DS: I get that you have no reason to trust me. She’s been betrayed by lots of people who told her to trust them, and she’s gotten her hopes up and been disappointed lots of times. I also get that you’re determined to keep those things from happening again, and you have a lot of power to do that. You’re the boss, and we’re not going to do anything more with her traumas without your permission.
CP: You’re an asshole! I know what you’re doing right now with this caring therapist bullshit. I see through you, asshole!
(Now a part of me was saying that this was a pointless and tiresome waste of time and it was sick of being insulted. I asked it to step back.)
DS: OK. As I said, I don’t expect you to trust me until I’ve proven myself to be trustworthy. I do appreciate that you let her continue to see me even though you have these feelings about me, and I want to check in with you frequently to see how we’re doing. Now I’d like to talk to Colette again. Are you there, Colette?
Colette: Yeah. That was weird! He’s always been so mean to me that I never realized that he’s trying to help me. While he was talking to you, I could feel his sadness.
DS: So how does that make you feel toward him?
C: I feel sorry that he has to act so tough when he’s so sad himself.
DS: Can you let him know that? See how he reacts?
C: (after a pause) He seems softer. He’s not saying anything, and just seems sad.
As Colette listened to me talk to her protector, she got a different sense of that part. When I asked how she felt toward it afterward, it was clear that her self was more present. Her voice was calm, and she exhibited a confidence and compassion that had been missing in earlier discussions about this part.
She still felt sorry for that protector in the next session, so I had her convey her new compassion to the part through inner dialogue. Initially it reacted with the same kind of contempt for her that it had shown toward me, telling her that she was a worthless fool to trust me. But as I helped her keep her heart open to it, the part disclosed that it liked that she’d finally realized it had been trying to help her.
Later in the therapy, after Colette had unburdened many more exiles, she began with my support to make big changes in her life. She stopped bingeing and purging and left a relationship in which she’d been recreating some of the original abuse patterns. I’d become fond of her and reveled in her growth and in my ability to help her. Then one day, I got a phone message from her that gave me chills. The voice on the message was deep and menacing. “You can’t have her. She’s mine!” it said, and then hung up.
I called back and got no response. Suddenly I felt a knot of panic in my belly similar to the one I’d felt with Pamela. Here was a client who might be in danger, and I couldn’t reach her. Fortunately, I had a few days to work with my distress before our next session. I asked a colleague to help me with a part of me related to a time in my early life when I felt powerless to help someone. This work turned out to be revealing and valuable.

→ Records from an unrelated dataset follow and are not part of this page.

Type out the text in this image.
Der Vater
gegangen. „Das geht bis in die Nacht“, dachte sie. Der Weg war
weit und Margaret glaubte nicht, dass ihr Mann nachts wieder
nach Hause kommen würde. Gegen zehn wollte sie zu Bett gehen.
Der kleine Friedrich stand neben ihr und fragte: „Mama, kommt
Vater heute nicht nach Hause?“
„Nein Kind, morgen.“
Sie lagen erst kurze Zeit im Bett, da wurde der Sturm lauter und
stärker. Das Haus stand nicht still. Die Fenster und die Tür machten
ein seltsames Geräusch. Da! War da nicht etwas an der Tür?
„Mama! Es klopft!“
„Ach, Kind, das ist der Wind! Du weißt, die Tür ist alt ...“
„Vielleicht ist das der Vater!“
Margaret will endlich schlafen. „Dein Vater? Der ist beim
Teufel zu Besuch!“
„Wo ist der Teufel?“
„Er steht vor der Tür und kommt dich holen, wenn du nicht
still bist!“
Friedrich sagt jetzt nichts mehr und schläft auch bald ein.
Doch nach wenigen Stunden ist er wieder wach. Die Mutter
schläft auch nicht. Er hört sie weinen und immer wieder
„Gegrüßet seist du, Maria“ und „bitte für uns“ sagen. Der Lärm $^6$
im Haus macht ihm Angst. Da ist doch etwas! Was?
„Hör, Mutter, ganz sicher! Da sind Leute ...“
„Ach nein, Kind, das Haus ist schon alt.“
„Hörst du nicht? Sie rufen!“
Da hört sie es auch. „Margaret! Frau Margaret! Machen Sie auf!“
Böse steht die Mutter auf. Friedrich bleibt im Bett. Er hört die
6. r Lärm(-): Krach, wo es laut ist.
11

When Colette came to the next session, she looked downtrodden and reported that she was back to square one, bingeing again and attempting to reignite the relationship she’d left. She was having suicidal thoughts for the first time in years. She remembered calling me, but couldn’t recall what she’d said. Because I’d gotten so excited by her progress, I sensed my heart drop and a familiar inner voice question whether we’d achieved anything at all in our work together. I asked this part to let me stay present. I connected to her and felt the shift toward more spaciousness that comes when my self is more embodied.
I told her to focus on the suicidal impulse and ask the part of her that feared it to step back, allowing her to simply be curious. Then she was able to ask the other part why it wanted her to die. The scary voice from the phone message replied that its job was “to take her down.” I got my own nervous parts to step back and helped her stay curious about why that part wanted to do that. It told her that she deserved to die, and it was going to make sure she did. Colette looked at me and said that it seemed like pure evil. I told her to just stay calm and curious so she could talk to it and we could see if that was true.